Bridge-players tell me that there must be some money on the game 'or else people won't take the game seriously.' Apparently it's like that. Your bid - for God or no God, for a good God or the Cosmic Sadist, for eternal life or nonentity - will not be serious if nothing much is staked on it. And you will never discover how serious it was until the stakes are raised horribly high, until you find that you are playing not for counters or for sixpences but for every penny you have in the world. Nothing less will shake a man - or at any rate a man like me - out of his merely verbal thinking and his merely notional beliefs. He has to be knocked silly before he comes to his senses. Only torture will bring out the truth. Only under torture does he discover it himself.
- C. S. Lewis
4 comments:
Does Mr.
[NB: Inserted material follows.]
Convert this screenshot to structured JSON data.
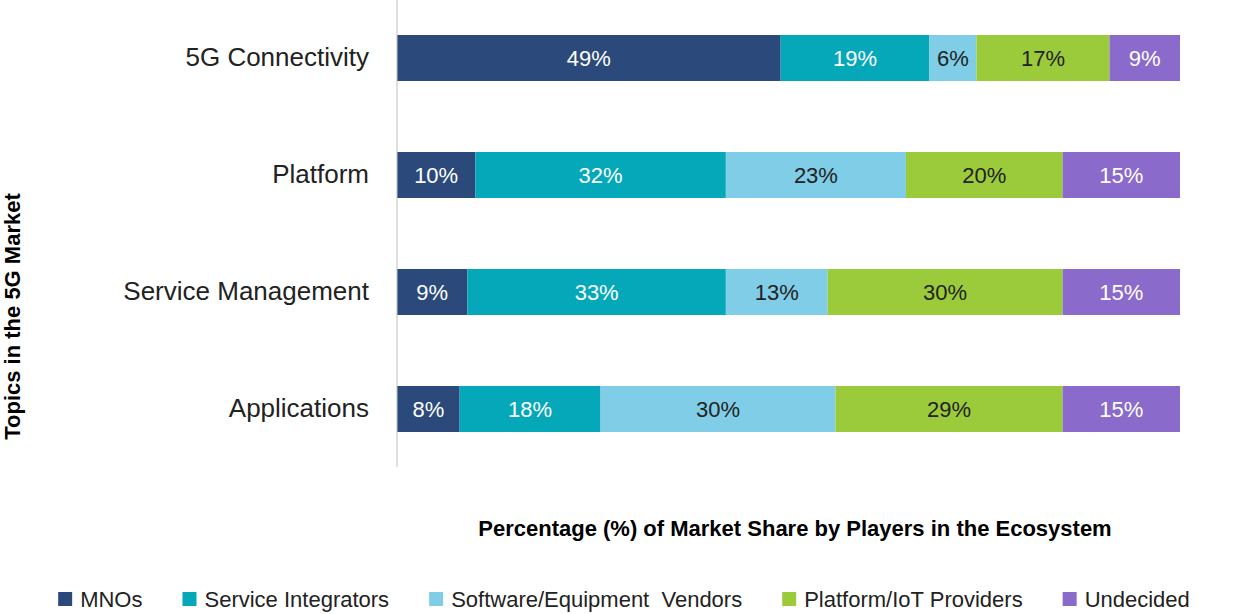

Lewis propose how one might understand the "stakes" while still in this life?
He says that he came to understand them by losing the one thing in life that meant most to him: his wife Joy. In Lewis' own personal experience, the one thing that best tested the strength of his faith, that proved to him whether he really believed what he claimed to believe was personal tragedy and the grief that followed it.
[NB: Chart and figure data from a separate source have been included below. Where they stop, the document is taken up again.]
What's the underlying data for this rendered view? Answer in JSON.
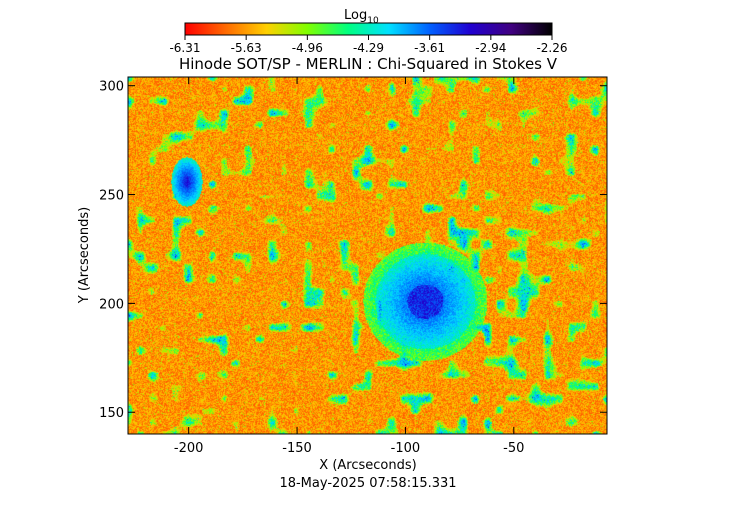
{
  "chart_data": {
    "type": "heatmap",
    "title": "Hinode SOT/SP - MERLIN : Chi-Squared in Stokes V",
    "colorbar": {
      "label": "Log",
      "label_subscript": "10",
      "min": -6.31,
      "max": -2.26,
      "tick_labels": [
        "-6.31",
        "-5.63",
        "-4.96",
        "-4.29",
        "-3.61",
        "-2.94",
        "-2.26"
      ],
      "colors": [
        "#ff0000",
        "#ff6a00",
        "#ffd000",
        "#80ff00",
        "#00ff80",
        "#00e0ff",
        "#0060ff",
        "#2000d0",
        "#400080",
        "#000000"
      ]
    },
    "xlabel": "X (Arcseconds)",
    "ylabel": "Y (Arcseconds)",
    "xlim": [
      -228,
      -7
    ],
    "ylim": [
      140,
      304
    ],
    "xticks": [
      -200,
      -150,
      -100,
      -50
    ],
    "yticks": [
      150,
      200,
      250,
      300
    ],
    "features": [
      {
        "kind": "sunspot",
        "x": -91,
        "y": 201
      },
      {
        "kind": "pore",
        "x": -201,
        "y": 256
      }
    ],
    "timestamp": "18-May-2025 07:58:15.331"
  }
}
So it's probably different for each individual, right? I wonder how you might understand the stakes if you lose something without having the faith? Is it possible? If I think of losing something that is valuable in my life...it would just be another sick test from a God I have trouble believing in...how am I to understand?
I think that's probably right. My highest stake is probably different from the mailman's, or the pizza delivery guy's, or the Fortune 500 CEO's. But, now that I think about it more, maybe its not that different. I think all of these questions about God, the supernatural, and what we believe can only be answered for each of us, for certain, by one thing: death. In Lewis' case, it was his ponderings on the whereabouts of his deceased wife, and whether or not she was in a "better place" as he said many well meaning people told him in failed attempts to offer comfort. Perhaps in your case, if you lost something valuable in your life, it would solidify the notion that God (if he exists) is a God that administers sick tests. I think Lewis was saying that regardless of the belief, the sky high stakes - whatever they may be - would either solidify the notion or knock it down like a house of cards.